We'll both know what to do after that.
What Technical Assistance Do You Provide?
For installations, we provide step-by-step instructions. The instructions include both text and images.
What's Your Pricing Structure?
Each prospective customer has a unique litigation profile. Their prevention priorities differ. As a result, we have no pricing structure. We customize our pricing and we keep our relationship with each customer confidential.
Is There a Difference Between Intraspexion's Deep Learning and eDiscovery Software Tools?
Yes. Deep Learning is an AI technology that is unlike any eDiscovery software.
We conducted two searches to demonstrate that Deep Learning is not currently a tool in the eDiscovery toolbox.
The first search was of an eDiscovery standard source, the Electronic Discovery Reference Model, the EDRM (www.edrm.net). Using the local search engine, we searched for “deep learning” and found that phrase only in the Glossary.
We searched for “deep neural” as a shorthand for “deep neural network,” and found nothing.
We also searched for “neural network” and also found it in the Glossary, and in a 2010 article, “Develop Review Strategy/Plan,” in Section 1.10.4. There was one mention of “neural network” and it was contained within this single sentence: “Concept search technology may be based on neural networks, Baysian methods, latent semantic indexing, or other high-level mathematical algorithms designed to learn the underlying association of words.”
However, in each instance, there was no mention of any such product or tool.
For our second search, we went to Relativity.com, a platform which is familiar to just about every eDiscovery practitioner.
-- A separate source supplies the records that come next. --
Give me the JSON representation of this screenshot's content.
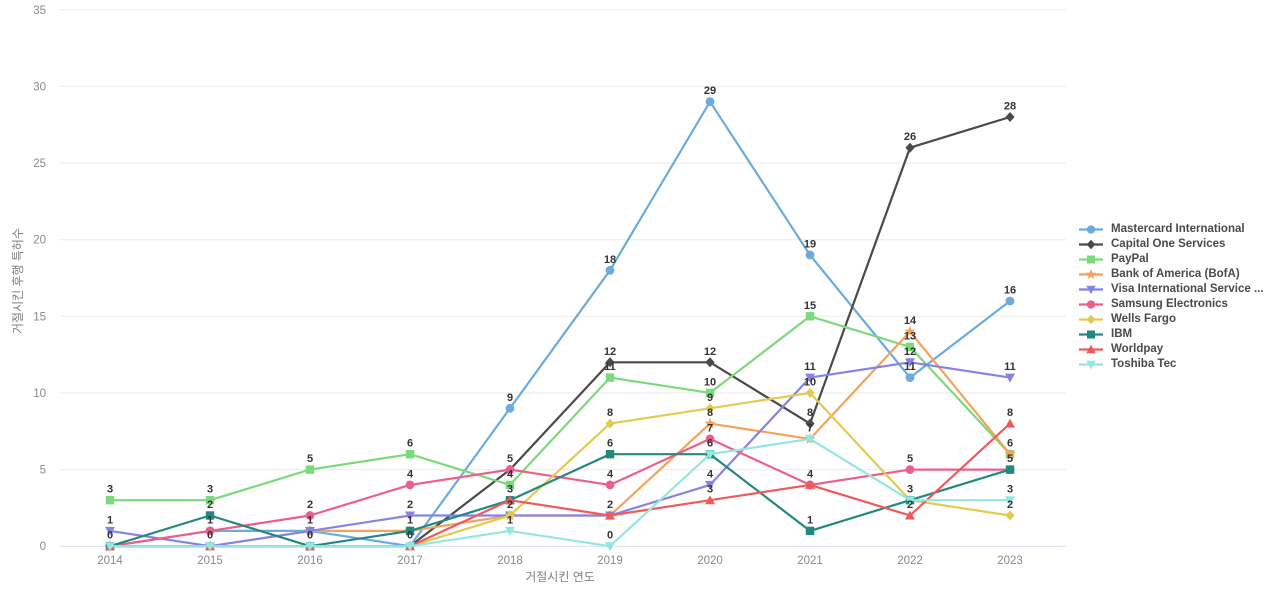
{
  "chart_data": {
    "type": "line",
    "title": "",
    "xlabel": "거절시킨 연도",
    "ylabel": "거절시킨 후행 특허수",
    "x": [
      2014,
      2015,
      2016,
      2017,
      2018,
      2019,
      2020,
      2021,
      2022,
      2023
    ],
    "ylim": [
      0,
      35
    ],
    "yticks": [
      0,
      5,
      10,
      15,
      20,
      25,
      30,
      35
    ],
    "grid": true,
    "legend_position": "right",
    "point_labels_shown": true,
    "series": [
      {
        "name": "Mastercard International",
        "color": "#6cabdd",
        "marker": "circle",
        "values": [
          0,
          1,
          1,
          0,
          9,
          18,
          29,
          19,
          11,
          16
        ]
      },
      {
        "name": "Capital One Services",
        "color": "#4a4a4a",
        "marker": "diamond",
        "values": [
          0,
          0,
          0,
          0,
          5,
          12,
          12,
          8,
          26,
          28
        ]
      },
      {
        "name": "PayPal",
        "color": "#7cd97c",
        "marker": "square",
        "values": [
          3,
          3,
          5,
          6,
          4,
          11,
          10,
          15,
          13,
          6
        ]
      },
      {
        "name": "Bank of America (BofA)",
        "color": "#f5a25c",
        "marker": "star",
        "values": [
          0,
          0,
          1,
          1,
          2,
          2,
          8,
          7,
          14,
          6
        ]
      },
      {
        "name": "Visa International Service ...",
        "color": "#8583e6",
        "marker": "triangle-down",
        "values": [
          1,
          0,
          1,
          2,
          2,
          2,
          4,
          11,
          12,
          11
        ]
      },
      {
        "name": "Samsung Electronics",
        "color": "#ec5f8b",
        "marker": "circle",
        "values": [
          0,
          1,
          2,
          4,
          5,
          4,
          7,
          4,
          5,
          5
        ]
      },
      {
        "name": "Wells Fargo",
        "color": "#e2cb51",
        "marker": "diamond",
        "values": [
          0,
          0,
          0,
          0,
          2,
          8,
          9,
          10,
          3,
          2
        ]
      },
      {
        "name": "IBM",
        "color": "#23897f",
        "marker": "square",
        "values": [
          0,
          2,
          0,
          1,
          3,
          6,
          6,
          1,
          3,
          5
        ]
      },
      {
        "name": "Worldpay",
        "color": "#ef5a5a",
        "marker": "triangle-up",
        "values": [
          0,
          0,
          0,
          0,
          3,
          2,
          3,
          4,
          2,
          8
        ]
      },
      {
        "name": "Toshiba Tec",
        "color": "#93e7e0",
        "marker": "triangle-down",
        "values": [
          0,
          0,
          0,
          0,
          1,
          0,
          6,
          7,
          3,
          3
        ]
      }
    ],
    "axis_colors": {
      "grid": "#ebebeb",
      "baseline": "#d3dbea"
    }
  }
}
We searched for “deep learning,” “deep neural,” “neural network,” and the plural, “neural networks.”
In each case, the Relativity local search engine produced the same result: “0 possible matches.”
Perhaps the key difference is this: eDiscovery technologies are used in the context of existing lawsuits and datasets obtained from custodians. Intraspexion’s Deep Learning system is an early warning system. It surfaces the risky emails that one might find in a lawsuit, but finds them in yesterday's emails and does so likely before a lawsuit is ever filed.
No eDiscovery tool has been designed or used for that purpose.
For the Sake of Customer Confidence and Transparency, Can You Tell Us Anything About the Software You Use?
Yes. While some of the software in our patented system is proprietary and we treat that coding as a trade secret, and our confidential intellectual property, we are proud to say that portions of our system are powered by agreement with dtSearch®. However, we don't use dtSearch for "search." We use it for indexing and for the visualization of words that experts have curated as being relevant to the subject matter. In addition, we use Google's open-sourced version of TensorFlow. TensorFlow, the TensorFlow logo and any related marks are trademarks of Google Inc. TensorFlow is included in our system under an Apache 2.0 license, the terms of which are incorporated herein in full by this reference.